Starring: Hugh Jackman, Evangeline Lilly, Dakota Goyo, Kevin Durand, Anthony Mackie

Put up your dukes
 
In the near future, audience demands for spectator-sport carnage have grown so high that human fighters have been replaced with robots. On the understanding that, you know, robots can rip each other's limbs and heads off and there's no loss of life.

That is the simple notion behind the film's setting – the world of robot boxing – and I say "simple" because I don't buy the idea that people will be appeased by robot gladiators pounding each other into scrap outside of a Transformers movie.

There's a reason the word is "bloodthirsty" and not "oilthirsty".
Well, that quibble aside, Real Steel turned out to be pretty close to the Real Deal as far as fight flicks go.

While not in the same league as Warrior, this sci-fi-themed film works on several levels.

Its fight scenes have that whole Rocky underdog vibe going, the drama touches the heart without getting cloying, and there's a general sense of good humour maintained throughout the film that keeps even the tense moments from getting too intense.

Hopefully Jackman will be back as Wolverine soon

 Jackman puts in a winning performance as Charlie Kenton, a washed-up boxer who now ekes out a living managing robot boxers while searching for that one big payday that will have him set up for life.

The pursuit of this "dream" has left him in debt to numerous nasty types, and he's also losing all credibility with childhood friend and sometimes-landlady Bailey Tallet (Lilly), the daughter of his late boxing trainer and mentor.

With so much going wrong … er, on in his life, can you blame Charlie for forgetting that he has a son? Of course you can, but who could pin an abandonment rap on Hugh Jackman for long? (Yeah, it's mostly Jackman's show, though he is matched every step of the way by his young co-star. And sometimes even outpunched.)

Anyway, Charlie ends up "caring" for 11-year-old Max (Goto) after the lad's mother dies, but the kid is just another meal ticket to him … initially.

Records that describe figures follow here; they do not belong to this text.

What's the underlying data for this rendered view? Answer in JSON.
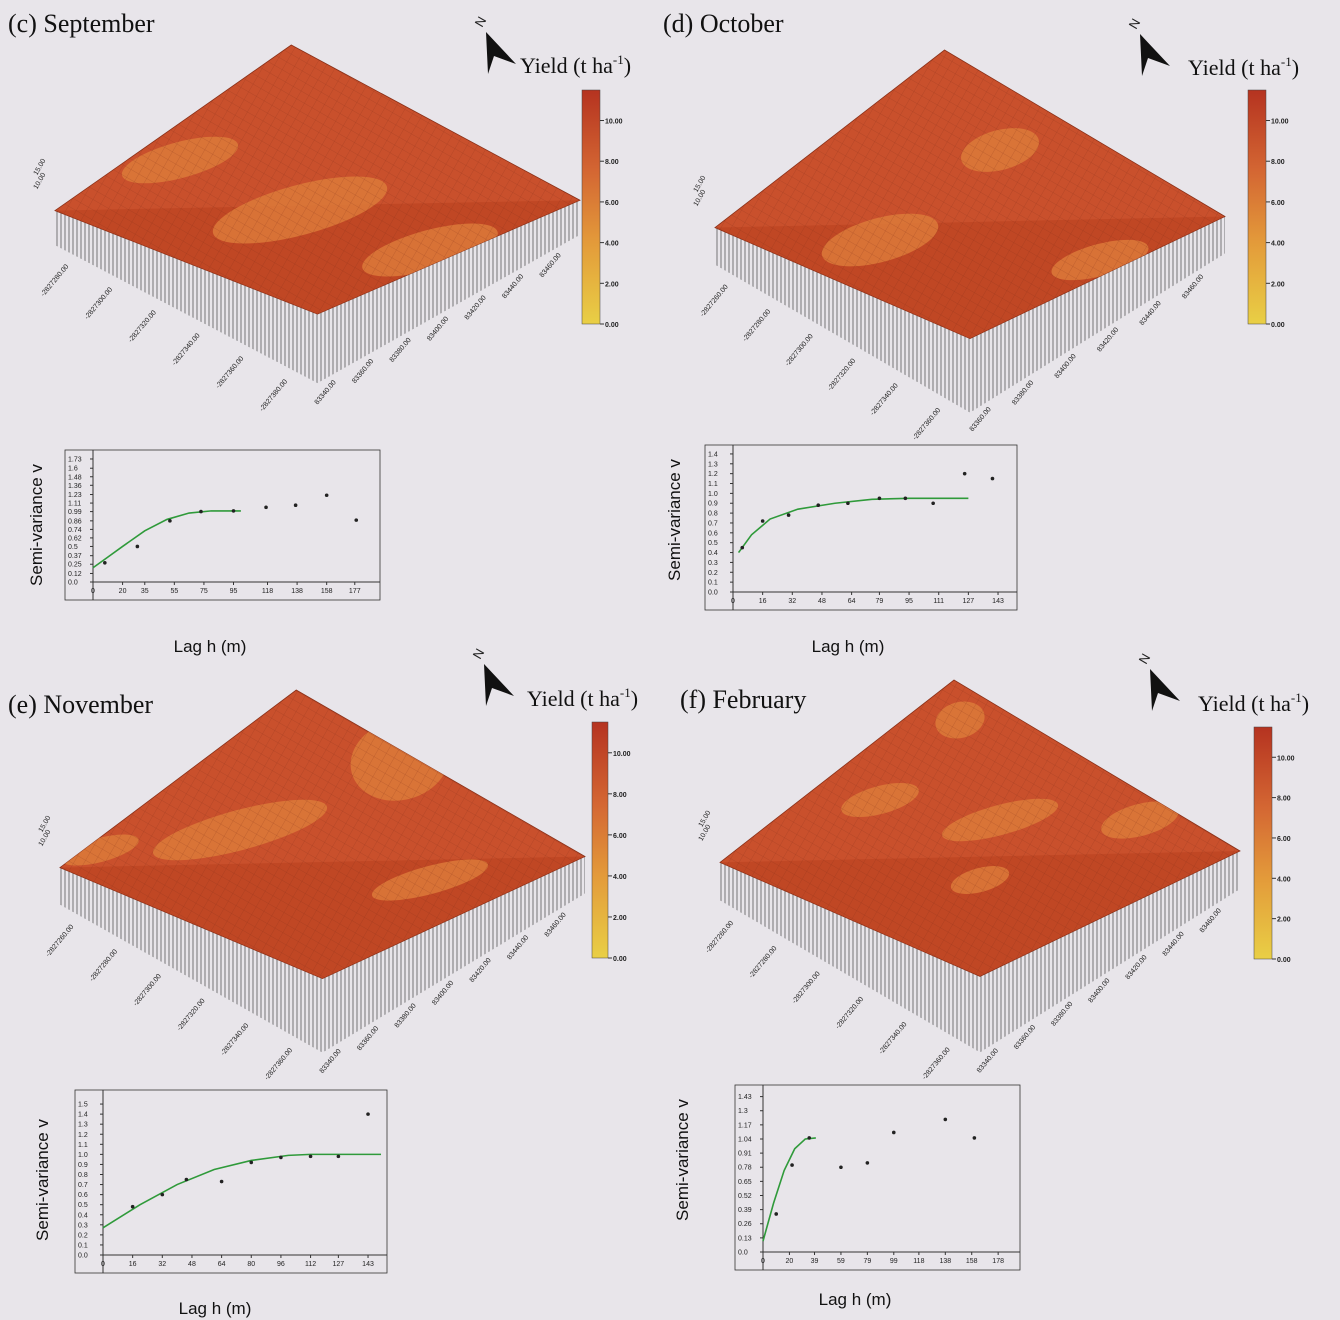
{
  "panels": [
    {
      "label": "(c) September",
      "north": "N",
      "legend_title": [
        "Yield (t ha",
        "-1",
        ")"
      ],
      "legend_lim": [
        0,
        11.5
      ],
      "legend_ticks": [
        {
          "value": 10,
          "label": "10.00"
        },
        {
          "value": 8,
          "label": "8.00"
        },
        {
          "value": 6,
          "label": "6.00"
        },
        {
          "value": 4,
          "label": "4.00"
        },
        {
          "value": 2,
          "label": "2.00"
        },
        {
          "value": 0,
          "label": "0.00"
        }
      ],
      "surface": {
        "z_ticks": [
          "15.00",
          "10.00"
        ],
        "y_ticks": [
          "-2827280.00",
          "-2827300.00",
          "-2827320.00",
          "-2827340.00",
          "-2827360.00",
          "-2827380.00"
        ],
        "x_ticks": [
          "83340.00",
          "83360.00",
          "83380.00",
          "83400.00",
          "83420.00",
          "83440.00",
          "83460.00"
        ]
      },
      "semivariogram": {
        "y_label": "Semi-variance v",
        "x_label": "Lag h (m)",
        "xlim": [
          0,
          190
        ],
        "ylim": [
          0,
          1.8
        ],
        "xticks": [
          0,
          20,
          35,
          55,
          75,
          95,
          118,
          138,
          158,
          177
        ],
        "yticks": [
          {
            "value": 0,
            "label": "0.0"
          },
          0.12,
          0.25,
          0.37,
          0.5,
          0.62,
          0.74,
          0.86,
          0.99,
          1.11,
          1.23,
          1.36,
          1.48,
          1.6,
          1.73
        ],
        "points_x": [
          8,
          30,
          52,
          73,
          95,
          117,
          137,
          158,
          178
        ],
        "points": [
          0.27,
          0.5,
          0.86,
          0.99,
          1.0,
          1.05,
          1.08,
          1.22,
          0.87
        ],
        "model_x": [
          0,
          10,
          20,
          35,
          50,
          65,
          80,
          100
        ],
        "model": [
          0.2,
          0.35,
          0.5,
          0.72,
          0.88,
          0.97,
          1.0,
          1.0
        ]
      }
    },
    {
      "label": "(d) October",
      "north": "N",
      "legend_title": [
        "Yield (t ha",
        "-1",
        ")"
      ],
      "legend_lim": [
        0,
        11.5
      ],
      "legend_ticks": [
        {
          "value": 10,
          "label": "10.00"
        },
        {
          "value": 8,
          "label": "8.00"
        },
        {
          "value": 6,
          "label": "6.00"
        },
        {
          "value": 4,
          "label": "4.00"
        },
        {
          "value": 2,
          "label": "2.00"
        },
        {
          "value": 0,
          "label": "0.00"
        }
      ],
      "surface": {
        "z_ticks": [
          "15.00",
          "10.00"
        ],
        "y_ticks": [
          "-2827260.00",
          "-2827280.00",
          "-2827300.00",
          "-2827320.00",
          "-2827340.00",
          "-2827360.00"
        ],
        "x_ticks": [
          "83360.00",
          "83380.00",
          "83400.00",
          "83420.00",
          "83440.00",
          "83460.00"
        ]
      },
      "semivariogram": {
        "y_label": "Semi-variance v",
        "x_label": "Lag h (m)",
        "xlim": [
          0,
          150
        ],
        "ylim": [
          0,
          1.45
        ],
        "xticks": [
          0,
          16,
          32,
          48,
          64,
          79,
          95,
          111,
          127,
          143
        ],
        "yticks": [
          {
            "value": 0,
            "label": "0.0"
          },
          0.1,
          0.2,
          0.3,
          0.4,
          0.5,
          0.6,
          0.7,
          0.8,
          0.9,
          {
            "value": 1,
            "label": "1.0"
          },
          1.1,
          1.2,
          1.3,
          1.4
        ],
        "points_x": [
          5,
          16,
          30,
          46,
          62,
          79,
          93,
          108,
          125,
          140
        ],
        "points": [
          0.45,
          0.72,
          0.78,
          0.88,
          0.9,
          0.95,
          0.95,
          0.9,
          1.2,
          1.15
        ],
        "model_x": [
          3,
          10,
          20,
          35,
          55,
          75,
          95,
          127
        ],
        "model": [
          0.4,
          0.58,
          0.74,
          0.84,
          0.9,
          0.94,
          0.95,
          0.95
        ]
      }
    },
    {
      "label": "(e) November",
      "north": "N",
      "legend_title": [
        "Yield (t ha",
        "-1",
        ")"
      ],
      "legend_lim": [
        0,
        11.5
      ],
      "legend_ticks": [
        {
          "value": 10,
          "label": "10.00"
        },
        {
          "value": 8,
          "label": "8.00"
        },
        {
          "value": 6,
          "label": "6.00"
        },
        {
          "value": 4,
          "label": "4.00"
        },
        {
          "value": 2,
          "label": "2.00"
        },
        {
          "value": 0,
          "label": "0.00"
        }
      ],
      "surface": {
        "z_ticks": [
          "15.00",
          "10.00"
        ],
        "y_ticks": [
          "-2827260.00",
          "-2827280.00",
          "-2827300.00",
          "-2827320.00",
          "-2827340.00",
          "-2827360.00"
        ],
        "x_ticks": [
          "83340.00",
          "83360.00",
          "83380.00",
          "83400.00",
          "83420.00",
          "83440.00",
          "83460.00"
        ]
      },
      "semivariogram": {
        "y_label": "Semi-variance v",
        "x_label": "Lag h (m)",
        "xlim": [
          0,
          150
        ],
        "ylim": [
          0,
          1.6
        ],
        "xticks": [
          0,
          16,
          32,
          48,
          64,
          80,
          96,
          112,
          127,
          143
        ],
        "yticks": [
          {
            "value": 0,
            "label": "0.0"
          },
          0.1,
          0.2,
          0.3,
          0.4,
          0.5,
          0.6,
          0.7,
          0.8,
          0.9,
          {
            "value": 1,
            "label": "1.0"
          },
          1.1,
          1.2,
          1.3,
          1.4,
          1.5
        ],
        "points_x": [
          16,
          32,
          45,
          64,
          80,
          96,
          112,
          127,
          143
        ],
        "points": [
          0.48,
          0.6,
          0.75,
          0.73,
          0.92,
          0.97,
          0.98,
          0.98,
          1.4
        ],
        "model_x": [
          0,
          20,
          40,
          60,
          80,
          100,
          112,
          150
        ],
        "model": [
          0.27,
          0.5,
          0.7,
          0.85,
          0.94,
          0.99,
          1.0,
          1.0
        ]
      }
    },
    {
      "label": "(f) February",
      "north": "N",
      "legend_title": [
        "Yield (t ha",
        "-1",
        ")"
      ],
      "legend_lim": [
        0,
        11.5
      ],
      "legend_ticks": [
        {
          "value": 10,
          "label": "10.00"
        },
        {
          "value": 8,
          "label": "8.00"
        },
        {
          "value": 6,
          "label": "6.00"
        },
        {
          "value": 4,
          "label": "4.00"
        },
        {
          "value": 2,
          "label": "2.00"
        },
        {
          "value": 0,
          "label": "0.00"
        }
      ],
      "surface": {
        "z_ticks": [
          "15.00",
          "10.00"
        ],
        "y_ticks": [
          "-2827260.00",
          "-2827280.00",
          "-2827300.00",
          "-2827320.00",
          "-2827340.00",
          "-2827360.00"
        ],
        "x_ticks": [
          "83340.00",
          "83360.00",
          "83380.00",
          "83400.00",
          "83420.00",
          "83440.00",
          "83460.00"
        ]
      },
      "semivariogram": {
        "y_label": "Semi-variance v",
        "x_label": "Lag h (m)",
        "xlim": [
          0,
          190
        ],
        "ylim": [
          0,
          1.5
        ],
        "xticks": [
          0,
          20,
          39,
          59,
          79,
          99,
          118,
          138,
          158,
          178
        ],
        "yticks": [
          {
            "value": 0,
            "label": "0.0"
          },
          0.13,
          0.26,
          0.39,
          0.52,
          0.65,
          0.78,
          0.91,
          1.04,
          1.17,
          1.3,
          1.43
        ],
        "points_x": [
          10,
          22,
          35,
          59,
          79,
          99,
          138,
          160
        ],
        "points": [
          0.35,
          0.8,
          1.05,
          0.78,
          0.82,
          1.1,
          1.22,
          1.05
        ],
        "model_x": [
          0,
          8,
          16,
          24,
          32,
          40
        ],
        "model": [
          0.1,
          0.45,
          0.75,
          0.95,
          1.04,
          1.05
        ]
      }
    }
  ]
}
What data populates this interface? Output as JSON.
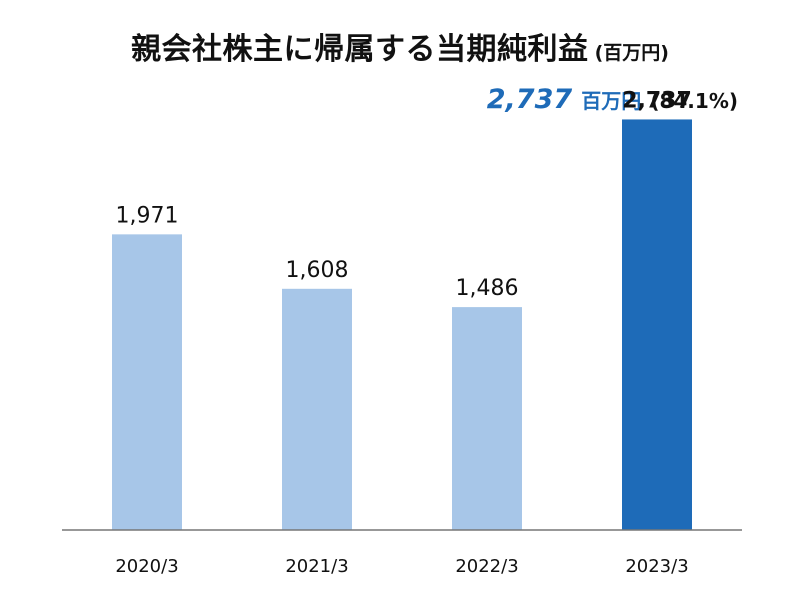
{
  "header": {
    "title": "親会社株主に帰属する当期純利益",
    "unit": "(百万円)"
  },
  "highlight": {
    "value": "2,737",
    "unit": "百万円",
    "ratio": "(84.1%)"
  },
  "colors": {
    "bar_default": "#a7c6e8",
    "bar_highlight": "#1e6bb8",
    "highlight_text": "#1e6bb8",
    "axis": "#777777"
  },
  "chart_data": {
    "type": "bar",
    "categories": [
      "2020/3",
      "2021/3",
      "2022/3",
      "2023/3"
    ],
    "values": [
      1971,
      1608,
      1486,
      2737
    ],
    "value_labels": [
      "1,971",
      "1,608",
      "1,486",
      "2,737"
    ],
    "highlight_index": 3,
    "ylim": [
      0,
      3000
    ],
    "grid": false,
    "legend": "none"
  }
}
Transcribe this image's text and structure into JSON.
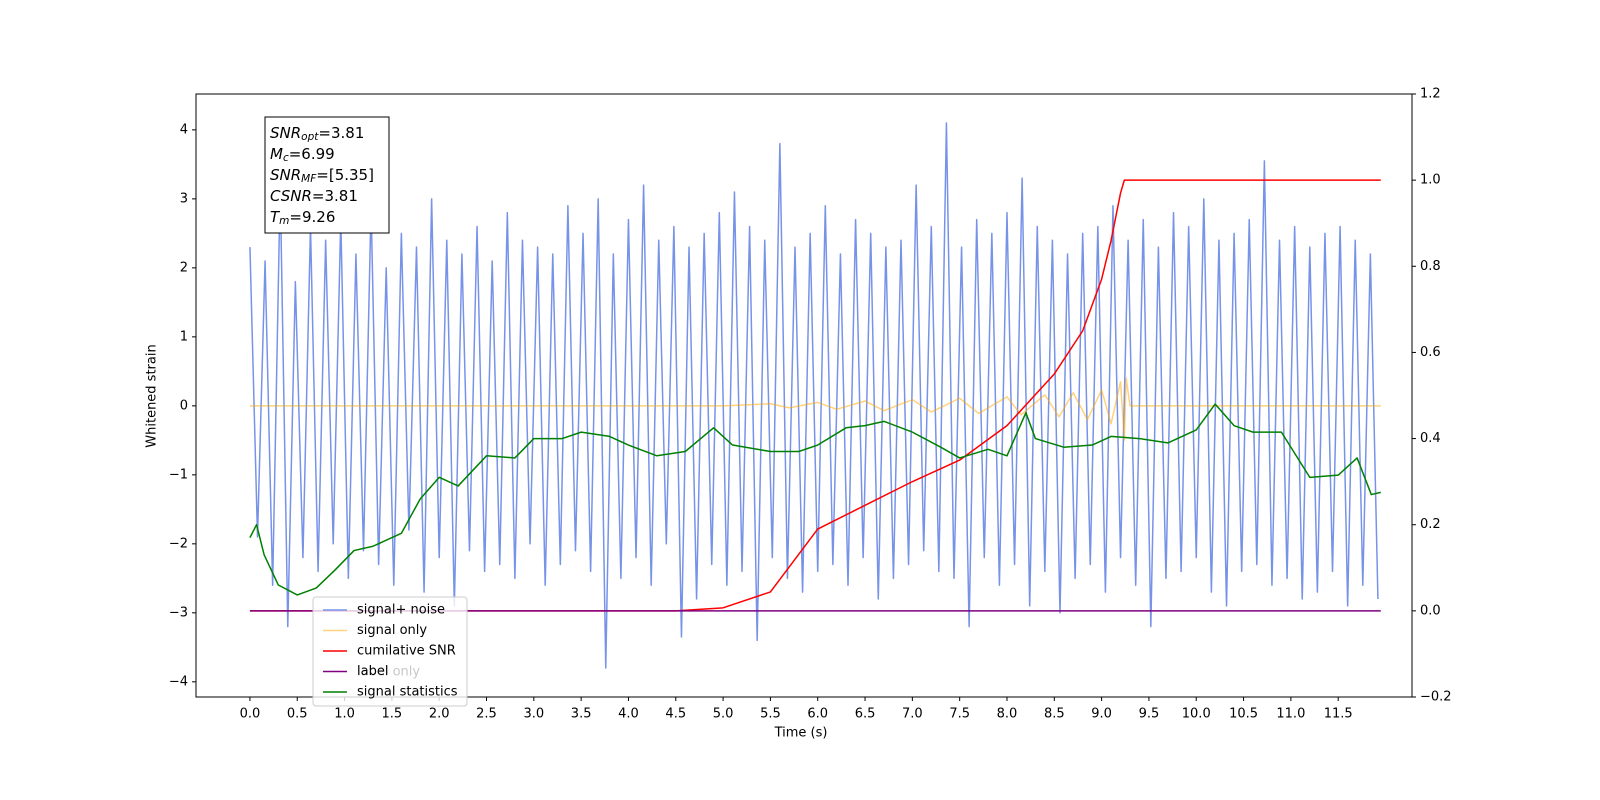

Father and son, strangers at the outset, have a rough time at first but eventually bond over a sparring robot named Atom that Max rescues from the junk pile.

It dawns on them that Atom is no ordinary sparring robot – and soon, the little feller ("little" in comparison to the other metal behemoths he fights) is making waves on the robot boxing circuit.
The Kentons and Atom eventually catch the attention of the powerful Lemkova family, which manages the world champion 'bot, Zeus. Care to guess where Atom's fairytale run will lead them? Don't worry … you'll be absolutely right.

Real Steel is smart enough to declare that it's only "partly" based on the Richard Matheson short story Steel, which was previously made into a Twilight Zone episode back in the 1960s.
Smart, because the "partly" lets it play with the concept of robot boxing in ways that sticking faithfully to the source material would not allow.

While I still find it hard to believe that bloodthirsty people would get all stirred into a frenzy over robots (and not living beings) tearing each other apart, I will say that Real Steel does what it's here to do.

It gets us all fired up, puts on a good show for the yokels … er, moviegoers … and fades out with a "Yo, Adrian, I did it!" moment that undeniably shows that the Rocky movies, more than Matheson's story, inspired its filmmakers.

And still, this movie about a busted-up piece of junk helping to mend broken and nonexistent relationships has more heart than the last couple of movies with the Italian Stallion. I'd call that, um, Iron-y.